I think the quick ones would have picked this up already, a symbolic link is responsible for this behaviour. You have a symlink that tells your server “If a visitor requests /root/mysite/images/logo.png then show them /root/images/logo.png”

FollowSymLinks is actually quite important with relation to server security. When dealing with web servers, you can’t just leave things undefined. You have to define what can access what. FollowSymLinks tells your server it should (or not) follow symlinks. In other words, if FollowSymLinks was disabled browsing to the /root/mysite/images/logo.png file would return an error and dependant on other settings either a 403 (access forbidden) or 404 (not found).

RewriteEngine on
This basically enables mod_rewrite mentioned above.

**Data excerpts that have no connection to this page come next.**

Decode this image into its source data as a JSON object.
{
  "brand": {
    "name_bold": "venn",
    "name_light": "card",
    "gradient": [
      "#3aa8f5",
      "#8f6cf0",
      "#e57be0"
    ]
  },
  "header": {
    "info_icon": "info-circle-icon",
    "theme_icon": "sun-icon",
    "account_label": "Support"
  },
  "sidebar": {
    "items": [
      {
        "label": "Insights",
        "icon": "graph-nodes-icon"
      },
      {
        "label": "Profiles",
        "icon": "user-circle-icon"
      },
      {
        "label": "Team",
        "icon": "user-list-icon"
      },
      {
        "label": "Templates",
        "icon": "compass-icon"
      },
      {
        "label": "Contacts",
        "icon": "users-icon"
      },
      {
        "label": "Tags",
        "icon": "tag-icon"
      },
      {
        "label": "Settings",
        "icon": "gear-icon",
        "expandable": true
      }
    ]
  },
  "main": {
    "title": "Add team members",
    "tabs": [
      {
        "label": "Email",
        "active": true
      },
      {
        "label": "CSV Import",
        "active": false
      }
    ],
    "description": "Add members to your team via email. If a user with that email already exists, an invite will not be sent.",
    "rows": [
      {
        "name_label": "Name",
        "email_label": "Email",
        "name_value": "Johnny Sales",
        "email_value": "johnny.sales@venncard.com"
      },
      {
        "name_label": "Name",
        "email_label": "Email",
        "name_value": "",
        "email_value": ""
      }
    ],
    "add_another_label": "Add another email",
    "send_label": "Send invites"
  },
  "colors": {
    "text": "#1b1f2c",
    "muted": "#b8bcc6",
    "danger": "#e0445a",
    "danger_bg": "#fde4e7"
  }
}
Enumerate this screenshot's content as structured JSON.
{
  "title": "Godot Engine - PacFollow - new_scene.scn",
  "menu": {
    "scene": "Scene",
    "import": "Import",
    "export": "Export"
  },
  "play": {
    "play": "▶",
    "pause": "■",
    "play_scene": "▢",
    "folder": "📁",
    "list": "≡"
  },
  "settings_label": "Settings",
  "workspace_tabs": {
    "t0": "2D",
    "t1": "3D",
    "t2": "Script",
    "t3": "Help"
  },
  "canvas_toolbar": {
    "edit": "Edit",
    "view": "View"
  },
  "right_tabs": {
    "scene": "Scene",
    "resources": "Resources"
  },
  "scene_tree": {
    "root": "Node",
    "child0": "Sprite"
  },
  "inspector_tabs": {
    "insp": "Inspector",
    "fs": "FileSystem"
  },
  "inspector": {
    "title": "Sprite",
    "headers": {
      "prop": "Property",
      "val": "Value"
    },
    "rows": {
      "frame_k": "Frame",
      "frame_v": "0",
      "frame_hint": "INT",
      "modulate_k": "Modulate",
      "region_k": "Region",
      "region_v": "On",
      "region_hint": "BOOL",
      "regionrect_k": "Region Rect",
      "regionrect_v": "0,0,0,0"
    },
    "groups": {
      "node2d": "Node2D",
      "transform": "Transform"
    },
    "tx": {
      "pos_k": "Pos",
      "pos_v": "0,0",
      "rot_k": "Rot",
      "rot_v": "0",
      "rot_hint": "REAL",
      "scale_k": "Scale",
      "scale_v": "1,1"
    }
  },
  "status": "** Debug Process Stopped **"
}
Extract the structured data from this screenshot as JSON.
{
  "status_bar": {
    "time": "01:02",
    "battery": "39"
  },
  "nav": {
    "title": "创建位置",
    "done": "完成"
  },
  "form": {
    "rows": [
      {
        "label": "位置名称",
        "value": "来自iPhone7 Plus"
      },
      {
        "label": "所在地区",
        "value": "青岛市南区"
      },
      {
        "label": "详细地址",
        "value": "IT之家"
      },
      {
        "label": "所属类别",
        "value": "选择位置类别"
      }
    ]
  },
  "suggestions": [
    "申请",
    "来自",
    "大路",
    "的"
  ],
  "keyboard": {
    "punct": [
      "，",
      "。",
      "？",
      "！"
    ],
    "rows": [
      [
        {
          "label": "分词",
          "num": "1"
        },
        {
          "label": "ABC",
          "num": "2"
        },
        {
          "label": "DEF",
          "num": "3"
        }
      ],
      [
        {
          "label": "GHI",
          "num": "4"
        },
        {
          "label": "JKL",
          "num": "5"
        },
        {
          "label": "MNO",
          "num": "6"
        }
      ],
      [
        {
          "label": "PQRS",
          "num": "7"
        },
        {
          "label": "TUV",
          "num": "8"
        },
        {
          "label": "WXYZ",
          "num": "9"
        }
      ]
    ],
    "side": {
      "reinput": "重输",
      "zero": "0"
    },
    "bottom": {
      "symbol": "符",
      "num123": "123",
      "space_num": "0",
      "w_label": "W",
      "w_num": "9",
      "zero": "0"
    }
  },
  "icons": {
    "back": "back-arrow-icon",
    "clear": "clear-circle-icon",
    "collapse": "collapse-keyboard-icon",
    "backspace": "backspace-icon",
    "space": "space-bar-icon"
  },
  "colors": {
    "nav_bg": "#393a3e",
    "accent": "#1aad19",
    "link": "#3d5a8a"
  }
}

RewriteRule (.*) http://www.yourdomain.co.uk/$1 [R=301,L]


This probably needs to be broken down into several pieces

(.*)
This needs to be broken down in its own right 
( start of the pattern
. one or more of
* any character 
) end of the pattern
http://www.yourdomain.co.uk/
Redirect here so in this example redirect to http://www.yourdomain.co.uk/

$1
Contains the content of the (.*) with out the domain

[R=301,L]
The first part ‘[R=301,’ relates to the actual redirection and in our case a 301 which is a permanent redirection, the second part ‘L]’ means stop here and do not apply any more rewriting rules.

Right, I think I’m going to stop here and let you absorb this before I go any further, well that and I want to eat my dinner and have another glass of wine!